Which makes it even more important to: have a quality idea.
People may have heard me use statements like ‘’the idea is everything’’ and while hyperbolic, there is a huge amount of truth to this. A weak idea on something your audience find un-interesting will perform badly regardless of other ways you bring ‘’quality’’.
So how do we bring extra quality to idea selection?
- Allocate more ‘’thinking time’’ to ideas
- Allocate more research time to ideas
- Truly look for something unique and innovative
- Brainstorm a greater volume of ideas
- Have an elimination criteria for your ideas
I use my 100-10-1 framework. I will typically brainstorm 100 ideas, whittle them down to my best 10, and make the one I am most confident in. Julian Shapiro talks about the Creativity Faucet, a process of arriving at good ideas merely by the method of elimination.
I call their approach the Creativity Faucet:
Visualize your creativity as a backed-up pipe of water. The first mile is packed with wastewater. This wastewater must be emptied before the clear water arrives.
Because your pipe only has one faucet, there’s no shortcut to achieving clarity other than first emptying the wastewater.

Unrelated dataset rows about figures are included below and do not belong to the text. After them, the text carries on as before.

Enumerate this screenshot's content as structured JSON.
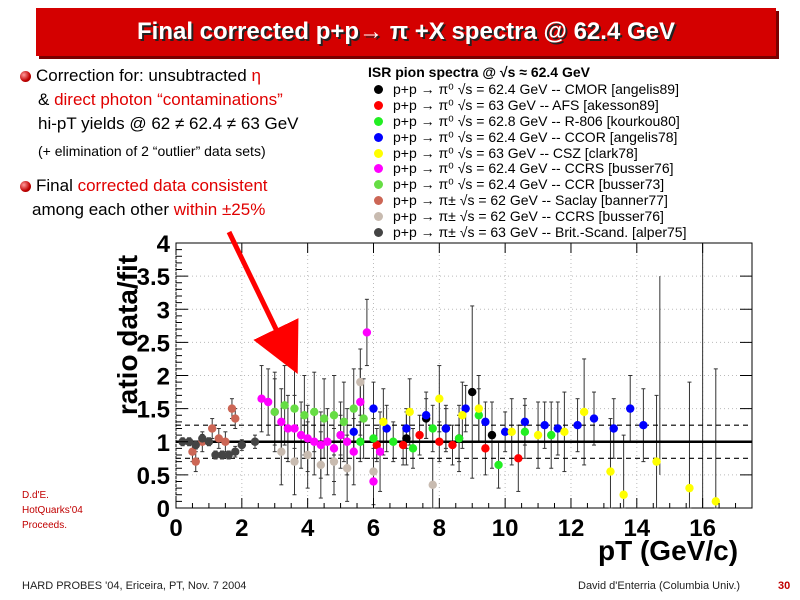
{
  "title": "Final corrected p+p→ π +X spectra @ 62.4 GeV",
  "bullets": {
    "b1_line1_a": "Correction for: unsubtracted ",
    "b1_line1_b": "η",
    "b1_line2_a": "& ",
    "b1_line2_b": "direct photon “contaminations”",
    "b1_line3": "hi-pT yields @ 62 ≠ 62.4 ≠ 63 GeV",
    "b1_line4": "(+ elimination of 2 “outlier” data sets)",
    "b2_line1_a": "Final ",
    "b2_line1_b": "corrected data consistent",
    "b2_line2_a": "among each other ",
    "b2_line2_b": "within ±25%"
  },
  "credit": [
    "D.d'E.",
    "HotQuarks'04",
    "Proceeds."
  ],
  "footer": {
    "left": "HARD PROBES '04, Ericeira, PT, Nov. 7 2004",
    "right": "David d'Enterria (Columbia Univ.)",
    "page": "30"
  },
  "colors": {
    "accent_red": "#d40000",
    "arrow": "#ff0000"
  },
  "legend": {
    "title": "ISR pion spectra @ √s ≈ 62.4 GeV",
    "entries": [
      {
        "label": "p+p → π⁰ √s = 62.4 GeV -- CMOR [angelis89]",
        "color": "#000000"
      },
      {
        "label": "p+p → π⁰ √s = 63 GeV -- AFS [akesson89]",
        "color": "#ff0000"
      },
      {
        "label": "p+p → π⁰ √s = 62.8 GeV -- R-806 [kourkou80]",
        "color": "#22ee22"
      },
      {
        "label": "p+p → π⁰ √s = 62.4 GeV -- CCOR [angelis78]",
        "color": "#0000ff"
      },
      {
        "label": "p+p → π⁰ √s = 63 GeV -- CSZ [clark78]",
        "color": "#ffff00"
      },
      {
        "label": "p+p → π⁰ √s = 62.4 GeV -- CCRS [busser76]",
        "color": "#ff00ff"
      },
      {
        "label": "p+p → π⁰ √s = 62.4 GeV -- CCR [busser73]",
        "color": "#66dd44"
      },
      {
        "label": "p+p → π± √s = 62 GeV -- Saclay [banner77]",
        "color": "#cc6655"
      },
      {
        "label": "p+p → π± √s = 62 GeV -- CCRS [busser76]",
        "color": "#c8bbb0"
      },
      {
        "label": "p+p → π± √s = 63 GeV -- Brit.-Scand. [alper75]",
        "color": "#444444"
      }
    ]
  },
  "chart_data": {
    "type": "scatter",
    "xlabel": "pT (GeV/c)",
    "ylabel": "ratio data/fit",
    "xlim": [
      0,
      17.5
    ],
    "ylim": [
      0,
      4
    ],
    "xticks": [
      "0",
      "2",
      "4",
      "6",
      "8",
      "10",
      "12",
      "14",
      "16"
    ],
    "yticks": [
      "0",
      "0.5",
      "1",
      "1.5",
      "2",
      "2.5",
      "3",
      "3.5",
      "4"
    ],
    "reference_lines": {
      "solid": 1.0,
      "dashed": [
        0.75,
        1.25
      ]
    },
    "series": [
      {
        "color": "#000000",
        "points": [
          [
            7.0,
            1.05,
            0.4
          ],
          [
            7.6,
            1.35,
            0.3
          ],
          [
            8.2,
            1.2,
            0.35
          ],
          [
            8.6,
            1.05,
            0.5
          ],
          [
            9.0,
            1.75,
            1.3
          ],
          [
            9.6,
            1.1,
            0.5
          ]
        ]
      },
      {
        "color": "#ff0000",
        "points": [
          [
            6.1,
            0.95,
            0.25
          ],
          [
            6.9,
            0.95,
            0.3
          ],
          [
            7.4,
            1.1,
            0.3
          ],
          [
            8.0,
            1.0,
            0.3
          ],
          [
            8.4,
            0.95,
            0.3
          ],
          [
            9.4,
            0.9,
            0.4
          ],
          [
            10.4,
            0.75,
            0.5
          ]
        ]
      },
      {
        "color": "#22ee22",
        "points": [
          [
            5.0,
            1.1,
            0.3
          ],
          [
            5.6,
            1.0,
            0.3
          ],
          [
            6.0,
            1.05,
            0.3
          ],
          [
            6.6,
            1.0,
            0.3
          ],
          [
            7.2,
            0.9,
            0.3
          ],
          [
            7.8,
            1.2,
            0.35
          ],
          [
            8.6,
            1.05,
            0.35
          ],
          [
            9.2,
            1.4,
            0.4
          ],
          [
            9.8,
            0.65,
            0.35
          ],
          [
            10.6,
            1.15,
            0.4
          ],
          [
            11.4,
            1.1,
            0.5
          ]
        ]
      },
      {
        "color": "#0000ff",
        "points": [
          [
            5.4,
            1.15,
            0.3
          ],
          [
            6.0,
            1.5,
            0.4
          ],
          [
            6.4,
            1.2,
            0.35
          ],
          [
            7.0,
            1.2,
            0.3
          ],
          [
            7.6,
            1.4,
            0.35
          ],
          [
            8.2,
            1.2,
            0.3
          ],
          [
            8.8,
            1.5,
            0.35
          ],
          [
            9.4,
            1.3,
            0.3
          ],
          [
            10.0,
            1.15,
            0.3
          ],
          [
            10.6,
            1.3,
            0.35
          ],
          [
            11.2,
            1.25,
            0.35
          ],
          [
            11.6,
            1.2,
            0.4
          ],
          [
            12.2,
            1.25,
            0.4
          ],
          [
            12.7,
            1.35,
            0.4
          ],
          [
            13.3,
            1.2,
            0.45
          ],
          [
            13.8,
            1.5,
            0.5
          ],
          [
            14.2,
            1.25,
            0.55
          ]
        ]
      },
      {
        "color": "#ffff00",
        "points": [
          [
            6.3,
            1.3,
            0.5
          ],
          [
            7.1,
            1.45,
            0.5
          ],
          [
            8.0,
            1.65,
            0.5
          ],
          [
            8.7,
            1.4,
            0.5
          ],
          [
            9.2,
            1.5,
            0.5
          ],
          [
            10.2,
            1.15,
            0.5
          ],
          [
            11.0,
            1.1,
            0.5
          ],
          [
            11.8,
            1.15,
            0.6
          ],
          [
            12.4,
            1.45,
            0.8
          ],
          [
            13.2,
            0.55,
            0.8
          ],
          [
            13.6,
            0.2,
            0.9
          ],
          [
            14.6,
            0.7,
            1.0
          ],
          [
            15.6,
            0.3,
            1.6
          ],
          [
            16.4,
            0.1,
            2.0
          ]
        ]
      },
      {
        "color": "#ff00ff",
        "points": [
          [
            2.6,
            1.65,
            0.5
          ],
          [
            2.8,
            1.6,
            0.5
          ],
          [
            3.0,
            1.45,
            0.5
          ],
          [
            3.2,
            1.3,
            0.5
          ],
          [
            3.4,
            1.2,
            0.5
          ],
          [
            3.6,
            1.2,
            0.5
          ],
          [
            3.8,
            1.1,
            0.5
          ],
          [
            4.0,
            1.05,
            0.5
          ],
          [
            4.2,
            1.0,
            0.5
          ],
          [
            4.4,
            0.95,
            0.5
          ],
          [
            4.6,
            1.0,
            0.5
          ],
          [
            4.8,
            0.9,
            0.5
          ],
          [
            5.0,
            1.1,
            0.5
          ],
          [
            5.2,
            1.0,
            0.5
          ],
          [
            5.4,
            0.85,
            0.5
          ],
          [
            5.6,
            1.6,
            0.5
          ],
          [
            5.8,
            2.65,
            0.5
          ],
          [
            6.0,
            0.4,
            0.5
          ],
          [
            6.2,
            0.85,
            0.6
          ]
        ]
      },
      {
        "color": "#66dd44",
        "points": [
          [
            3.0,
            1.45,
            0.6
          ],
          [
            3.3,
            1.55,
            0.6
          ],
          [
            3.6,
            1.5,
            0.6
          ],
          [
            3.9,
            1.4,
            0.6
          ],
          [
            4.2,
            1.45,
            0.6
          ],
          [
            4.5,
            1.35,
            0.6
          ],
          [
            4.8,
            1.4,
            0.6
          ],
          [
            5.1,
            1.3,
            0.6
          ],
          [
            5.4,
            1.5,
            0.6
          ],
          [
            5.7,
            1.35,
            0.6
          ]
        ]
      },
      {
        "color": "#cc6655",
        "points": [
          [
            0.5,
            0.85,
            0.15
          ],
          [
            0.6,
            0.7,
            0.15
          ],
          [
            0.8,
            1.0,
            0.15
          ],
          [
            1.1,
            1.2,
            0.15
          ],
          [
            1.3,
            1.05,
            0.15
          ],
          [
            1.5,
            1.0,
            0.15
          ],
          [
            1.7,
            1.5,
            0.15
          ],
          [
            1.8,
            1.35,
            0.15
          ]
        ]
      },
      {
        "color": "#c8bbb0",
        "points": [
          [
            3.2,
            0.85,
            0.5
          ],
          [
            3.6,
            0.7,
            0.5
          ],
          [
            4.0,
            0.8,
            0.5
          ],
          [
            4.4,
            0.65,
            0.5
          ],
          [
            4.8,
            0.7,
            0.5
          ],
          [
            5.2,
            0.6,
            0.5
          ],
          [
            5.6,
            1.9,
            0.5
          ],
          [
            6.0,
            0.55,
            0.5
          ],
          [
            7.8,
            0.35,
            0.4
          ]
        ]
      },
      {
        "color": "#444444",
        "points": [
          [
            0.2,
            1.0,
            0.06
          ],
          [
            0.4,
            1.0,
            0.06
          ],
          [
            0.6,
            0.95,
            0.06
          ],
          [
            0.8,
            1.05,
            0.06
          ],
          [
            1.0,
            1.0,
            0.06
          ],
          [
            1.2,
            0.8,
            0.06
          ],
          [
            1.4,
            0.8,
            0.06
          ],
          [
            1.6,
            0.8,
            0.06
          ],
          [
            1.8,
            0.85,
            0.08
          ],
          [
            2.0,
            0.95,
            0.08
          ],
          [
            2.4,
            1.0,
            0.1
          ]
        ]
      }
    ],
    "extra_error_bars": [
      [
        14.7,
        2.0,
        1.5
      ],
      [
        16.0,
        2.0,
        2.0
      ]
    ]
  }
}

Let’s apply this to creativity: At the beginning of a creative session, see through every bad idea that comes to mind. Instead of being self-critical and resisting bad ideas, recognize that you must see them to completion.
Bad ideas, by the way, are often the clichés your brain has been overexposed to.
Once bad ideas are emptied, a surprising thing happens: better ideas begin to arrive. Here’s my guess as to why: Once you’ve generated enough bad output, your mind reflexively identifies which elements caused the badness. Then it becomes better at avoiding them. You start pattern-matching interesting ideas with greater intuition.
This works because it is easier to look at something bad and intuit how to make it better than to make something good from scratch. The human brain isn’t wired for spontaneous ingenuity, but it is wired to detect what’s wrong with the world. Is the song too high-pitched? Lower the pitch. Does the story have too many lead characters? Remove a few.
Spending more time thinking of ideas. Even talking about these ideas with your pals. As you have more and more good quality of insights, you start thinking from a position of abundance instead of being in a position of scarcity.